Aradan bir yıl geçmeden de, Adalet Bakanlığı, birden bire, sekiz bölgede bölge idare mahkemesinin kurulacağını; bu mahkemelerin başkan ve üyelerinin atanmasından sonra, 20 Temmuz 2016’da faaliyete geçeceklerini açıkladı[3]. Sonra da, sekiz sayısı, bilmediğim bir nedenle yedi olarak değiştirildi[4]. Sonrası malum: 15 Temmuz 2016’dan sonraki, FETÖ üyesi olduğu gerekçesiyle, yapılan tutuklamalar, meslekten çıkarılmalar; tüm üyelerin üyeliklerinin sona erdirilerek on iki yıl için yeniden üye seçilmelerini öngören, “Danıştay Kanunu İle Bazı Kanunlarda Değişiklik Yapılmasına Dair” 6723 sayılı Kanunun yayımı; bu Kanun uyarınca, yeniden yapılan seçim ve Cumhurbaşkanınca atamalar vs.
Bugün, yeni bölge idare mahkemeleri, yeni başkan ve üyeleriyle, 20 Temmuz 2016 tarihinden itibaren faaliyetteler ve, 6545 sayılı Kanunun geçici 8’inci maddesi uyarınca, konu ve miktar itibarıyla belirlenen istisnalar dışında, idare ve vergi mahkemelerinin bu tarihten sonra verecekleri kararlar üzerinde istinaf denetimi yapacaklar.

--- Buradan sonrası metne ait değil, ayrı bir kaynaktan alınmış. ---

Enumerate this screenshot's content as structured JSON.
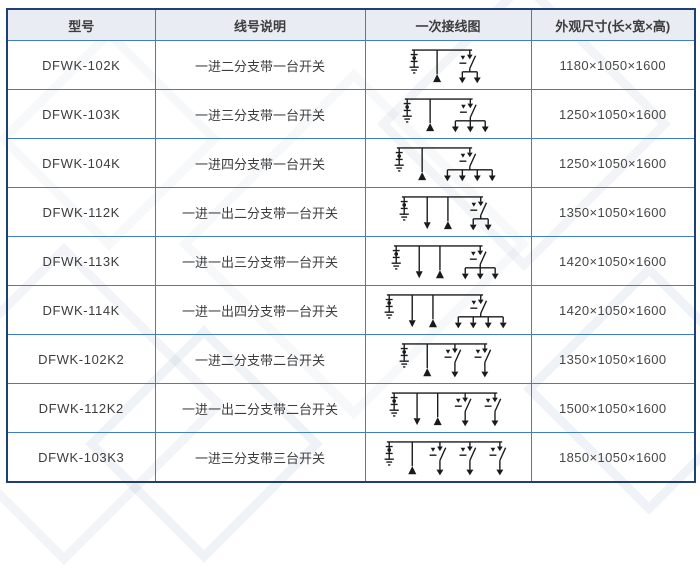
{
  "colors": {
    "border_outer": "#1d4077",
    "border_inner": "#3f7ec5",
    "header_bg": "#e9edf3",
    "text": "#3d3d3d",
    "diagram_stroke": "#1a1a1a",
    "watermark": "#adbcd2"
  },
  "table": {
    "headers": [
      {
        "id": "model",
        "label": "型号"
      },
      {
        "id": "description",
        "label": "线号说明"
      },
      {
        "id": "diagram",
        "label": "一次接线图"
      },
      {
        "id": "dimensions",
        "label": "外观尺寸(长×宽×高)"
      }
    ],
    "rows": [
      {
        "model": "DFWK-102K",
        "description": "一进二分支带一台开关",
        "dimensions": "1180×1050×1600",
        "diagram": {
          "arrester": true,
          "outs": 0,
          "cables": 1,
          "switches": [
            2
          ]
        }
      },
      {
        "model": "DFWK-103K",
        "description": "一进三分支带一台开关",
        "dimensions": "1250×1050×1600",
        "diagram": {
          "arrester": true,
          "outs": 0,
          "cables": 1,
          "switches": [
            3
          ]
        }
      },
      {
        "model": "DFWK-104K",
        "description": "一进四分支带一台开关",
        "dimensions": "1250×1050×1600",
        "diagram": {
          "arrester": true,
          "outs": 0,
          "cables": 1,
          "switches": [
            4
          ]
        }
      },
      {
        "model": "DFWK-112K",
        "description": "一进一出二分支带一台开关",
        "dimensions": "1350×1050×1600",
        "diagram": {
          "arrester": true,
          "outs": 1,
          "cables": 1,
          "switches": [
            2
          ]
        }
      },
      {
        "model": "DFWK-113K",
        "description": "一进一出三分支带一台开关",
        "dimensions": "1420×1050×1600",
        "diagram": {
          "arrester": true,
          "outs": 1,
          "cables": 1,
          "switches": [
            3
          ]
        }
      },
      {
        "model": "DFWK-114K",
        "description": "一进一出四分支带一台开关",
        "dimensions": "1420×1050×1600",
        "diagram": {
          "arrester": true,
          "outs": 1,
          "cables": 1,
          "switches": [
            4
          ]
        }
      },
      {
        "model": "DFWK-102K2",
        "description": "一进二分支带二台开关",
        "dimensions": "1350×1050×1600",
        "diagram": {
          "arrester": true,
          "outs": 0,
          "cables": 1,
          "switches": [
            1,
            1
          ]
        }
      },
      {
        "model": "DFWK-112K2",
        "description": "一进一出二分支带二台开关",
        "dimensions": "1500×1050×1600",
        "diagram": {
          "arrester": true,
          "outs": 1,
          "cables": 1,
          "switches": [
            1,
            1
          ]
        }
      },
      {
        "model": "DFWK-103K3",
        "description": "一进三分支带三台开关",
        "dimensions": "1850×1050×1600",
        "diagram": {
          "arrester": true,
          "outs": 0,
          "cables": 1,
          "switches": [
            1,
            1,
            1
          ]
        }
      }
    ]
  }
}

Böylece; Türk İdari Yargı Sistemine, istinaf sistemi yerleştirilmiş oldu. Böyle dedim, ama, gerçekte, Türk İdari Yargı Sisteminde, istinaf incelemesinin yeni olduğunu söylemek doğru bir tespit değildir. Sayıları yirmibeşe ulaşan bölge idare mahkemeleri, kuruldukları 1982 yılından bu yana, gerçekte, “itiraz” adı altında, sınırlı bir görevle istinaf incelemesi yapmaktaydılar. Yani; sistemimizde, hem de, tüm Avrupa’ya örnek olan Fransız İdari İstinaf Sisteminden önce, istinaf incelemesi yapan yargı yerleri esasen vardı. Ancak; o dönemde, temyiz, kural; istinaf ise, istisna idi. 6545 sayılı Kanunla yapılan, durumu tersine çevirmekten; istinafı kural, temyizi de istisna haline getirmekten ibarettir.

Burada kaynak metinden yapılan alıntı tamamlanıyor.